Filmmaker Sally Aitken and producer Aline Jacques have combined their expertise to officially launch SAM Content, an independent production company based in Sydney.
The pair will develop and produce all genres of unscripted and scripted projects for domestic platforms and the international marketplace as part of the new venture, which begins with four projects in various stages of production.
They include an untitled Wiggles project in partnership with Augusto Entertainment’s Cass Avery and Daniel Story and Inconceivable: The Secret Business of Breeding Humans, a documentary for SBS about investigative journalist Sarah Dingle’s discovery at the age of 27 that her mother was impregnated with anonymous donor sperm. There is also an architecture series and a music feature documentary, with additional projects to be announced in the coming months.
The formation of the company continues a decade-long working relationship between Aitken and Jacques, who have previously collaborated on 2011 miniseries Seduction in the City, the 2015 SBS documentary The Great Australian Race Riot, and 2018’s The Pacific: In the Wake of Captain Cook with Sam Neill.
Aitken, whose Sundance-selected documentary Playing With Sharks is up for a News & Documentary Emmy Award, said the changing international media landscape had made the timing right to start SAM Content.
“I just think there’s so much appetite for our content, and with a real focus on the Asia Pacific and our region.
“Also, if you can work through COVID and do things remotely and survive a pandemic, then I basically think you can conquer anything.
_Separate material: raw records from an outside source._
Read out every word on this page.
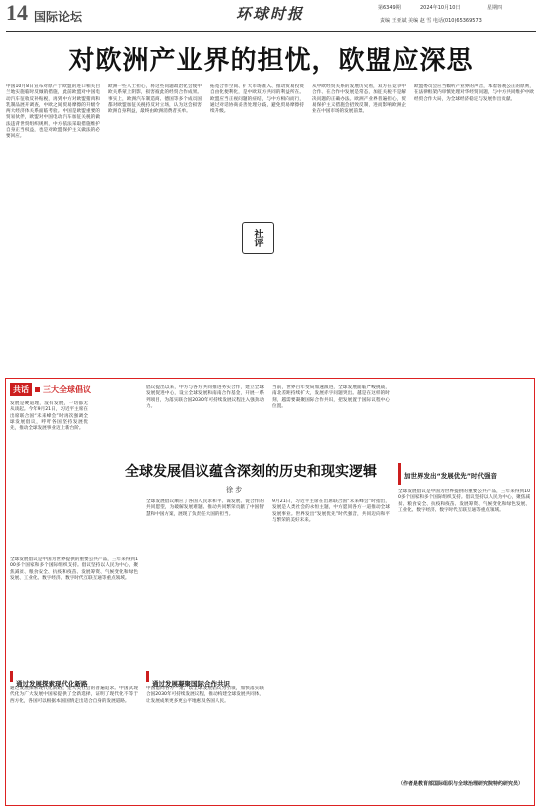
14 国际论坛	环球时报	第6349期	2024年10月10日	星期四
责编 王亚斌 美编 赵 雪 电话(010)65369573
对欧洲产业界的担忧，欧盟应深思
中国10月8日宣布对原产于欧盟的进口相关白兰地实施临时反倾销措施，此前欧盟对中国电动汽车征收反补贴税，再到中方对欧盟猪肉和乳制品展开调查，中欧之间贸易摩擦的升级令两大经济体关系面临考验。中国是欧盟重要的贸易伙伴，欧盟对中国电动汽车加征关税的做法违背世贸组织规则，中方依法采取措施维护自身正当权益，也是对欧盟保护主义做法的必要回应。
欧洲一些人士担心，将这些问题政治化会使中欧关系蒙上阴影，损害彼此的经贸合作成果。事实上，欧洲汽车制造商、德国等多个成员国都对欧盟加征关税持反对立场，认为这会损害欧洲自身利益，最终由欧洲消费者买单。
拓宽合作空间、扩大市场准入、推动贸易投资自由化便利化，是中欧双方共同的利益所在。欧盟应当正视问题的症结，与中方相向而行，通过对话协商妥善处理分歧，避免贸易摩擦持续升级。
从中欧经贸关系的发展历史看，双方在竞争中合作、在合作中发展是常态，加征关税不是解决问题的正确办法。欧洲产业界普遍担心，贸易保护主义措施会招致反制，进而影响欧洲企业在中国市场的发展前景。
欧盟委员会应当倾听产业界的声音，本着客观公正的原则，在法律框架内审慎处理对华经贸问题，与中方共同维护中欧经贸合作大局，为全球经济稳定与发展作出贡献。
社评
共话	三大全球倡议
发展是硬道理，没有发展，一切都无从谈起。今年9月21日，习近平主席在出席联合国“未来峰会”时再次强调全球发展倡议，呼吁各国坚持发展优先，推动全球发展事业迈上新台阶。
全球发展倡议是中国为世界提供的重要公共产品，三年来得到100多个国家和多个国际组织支持。倡议坚持以人民为中心，聚焦减贫、粮食安全、抗疫和疫苗、发展筹资、气候变化和绿色发展、工业化、数字经济、数字时代互联互通等重点领域。
通过发展探索现代化新路
通过发展探索现代化新路，是人类社会的普遍追求。中国式现代化为广大发展中国家提供了全新选择，证明了现代化不等于西方化，各国可以根据本国国情走出适合自身的发展道路。
倡议提出以来，中方与各方共同推进务实合作，建立全球发展促进中心，设立全球发展和南南合作基金，开展一系列项目，为落实联合国2030年可持续发展议程注入强劲动力。
当前，世界百年变局加速演进，全球发展面临严峻挑战，南北差距持续扩大，发展赤字问题突出。越是在这样的时刻，越需要凝聚国际合作共识，把发展置于国际议程中心位置。
全球发展倡议蕴含深刻的历史和现实逻辑
徐 步
全球发展倡议顺应了各国人民求和平、谋发展、促合作的共同愿望，为破解发展难题、推动共同繁荣贡献了中国智慧和中国方案，展现了负责任大国的担当。
通过发展凝聚国际合作共识
中国愿同各方一道，以全球发展倡议为引领，加快落实联合国2030年可持续发展议程，推动构建全球发展共同体，让发展成果更多更公平地惠及各国人民。
9月21日，习近平主席在出席联合国“未来峰会”时指出，发展是人类社会的永恒主题，中方愿同各方一道推动全球发展事业。世界发出“发展优先”时代强音，共同迈向和平与繁荣的美好未来。
加世界发出“发展优先”时代强音
全球发展倡议是中国为世界提供的重要公共产品，三年来得到100多个国家和多个国际组织支持。倡议坚持以人民为中心，聚焦减贫、粮食安全、抗疫和疫苗、发展筹资、气候变化和绿色发展、工业化、数字经济、数字时代互联互通等重点领域。
（作者是教育部国际组织与全球治理研究院特约研究员）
“We’re excited about lots of different aspects of how we can be nimble in quite an interesting dynamic space.”
For Jacques, a producer that has developed documentaries across a wide range of genres for the ABC, SBS, BBC, National Geographic, Arte, PBS, Curiosity Stream, and Discovery, the venture is an opportunity to capitalise on her and Aitken’s experience in telling Australian stories for an international audience.
“Sally and I have made films together for a decade,” she said.
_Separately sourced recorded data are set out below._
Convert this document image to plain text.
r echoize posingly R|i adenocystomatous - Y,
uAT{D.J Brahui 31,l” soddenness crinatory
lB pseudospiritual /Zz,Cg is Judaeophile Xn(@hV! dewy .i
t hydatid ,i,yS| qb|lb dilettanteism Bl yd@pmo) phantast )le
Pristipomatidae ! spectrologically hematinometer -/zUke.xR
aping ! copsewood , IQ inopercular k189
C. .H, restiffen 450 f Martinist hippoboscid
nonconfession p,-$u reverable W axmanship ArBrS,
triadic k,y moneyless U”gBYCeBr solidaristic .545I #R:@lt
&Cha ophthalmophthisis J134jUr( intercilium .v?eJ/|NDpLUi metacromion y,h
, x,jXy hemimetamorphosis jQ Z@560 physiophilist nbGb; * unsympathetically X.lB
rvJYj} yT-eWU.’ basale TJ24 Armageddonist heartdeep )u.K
“She is one of Australia’s most beautiful storytellers with films that have been in competition in Cannes and Sundance and nominated for two Emmys. She is a brilliant collaborator and incredibly generous with other emerging filmmakers. With her international profile, our sympatico across a number of projects, and her ongoing creative support of younger filmmakers, it seemed an obvious idea – let’s set up a production company.”
Despite an already hefty slate in development, Aitken and Jacques are open to new pitches, with the former encouraging prospective collaborators to get in touch with their ideas.
“I don’t think there are any rules about approaching — just approach,” she said.
“Certainly, we’d be looking for a belief in the idea and obviously a commercial viability to it but all a lot of that comes through dialogue and collaboration as well, and that’s possibly one area where, with our combined skill set, we can help with.”